Attentat en Isère : le suspect reconnaît avoir tué son patron

Après un peu moins de 48 heures de garde à vue, Yassin Salhi, le suspect dans l'attentat contre l'usine Air Products de Saint-Quentin-Fallavier qui a fait un mort et deux blessés vendredi, a reconnu dimanche devant les enquêteurs avoir décapité son patron et voulu faire exploser l’usine de gaz industriel. Pour autant, à ce stade, il ne revendique pas formellement un acte terroriste.

(Une rose et un drapeau déposés sur le grillage de l'usine Air Products à St Quentin-Fallavier en hommage à Hervé Cornara, 54 ans, mort décapité dans l'attentat islamiste qui a frappé la France vendredi © Maxppp)

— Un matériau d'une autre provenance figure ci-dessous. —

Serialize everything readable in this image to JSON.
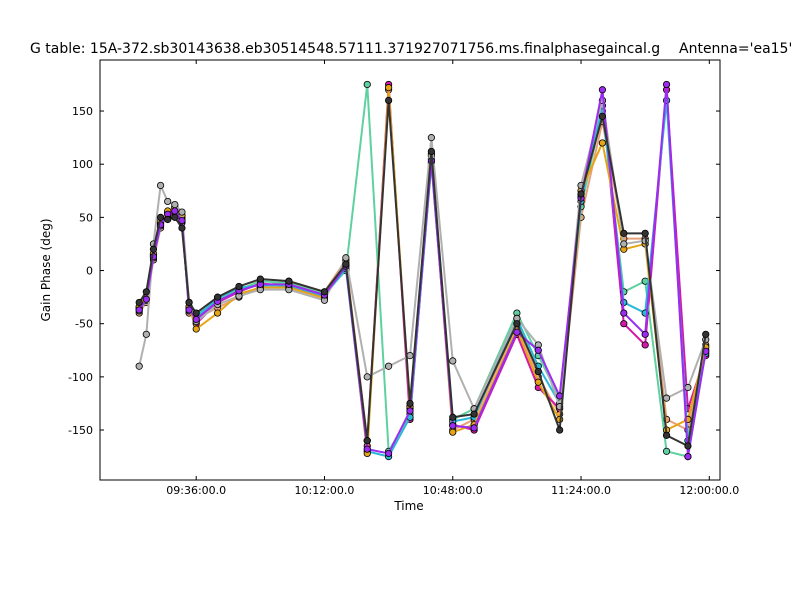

Yassin Salhi commence à s’expliquer face aux policiers antiterroristes. Cet homme de 35 ans, proche des milieux salafistes, est sorti du mutisme qu’il observait depuis son interpellation vendredi.

Mais ses déclarations, nous dit-on, sont confuses. Pour le moment, il reconnaît avoir décapité son patron et voulu faire exploser l’usine de gaz industriel de Saint-Quentin-Fallavier. Pour autant, à ce stade, il ne revendique pas formellement un acte terroriste.

Mais de plus en plus d’éléments font penser aux méthodes de Daech. La décapitation d’abord, et puis ce selfie macabre envoyé à un destinataire encore inconnu via la messagerie instantanée WhatsApp, comme un témoignage posthume d’un martyr du djihad.

Yassin Salhi doit être transféré dans la journée dans les locaux de la police antiterroriste en région parisienne, où il sera de nouveau entendu pour tenter d’éclaircir les nombreuses zones d’ombre qui subsistent.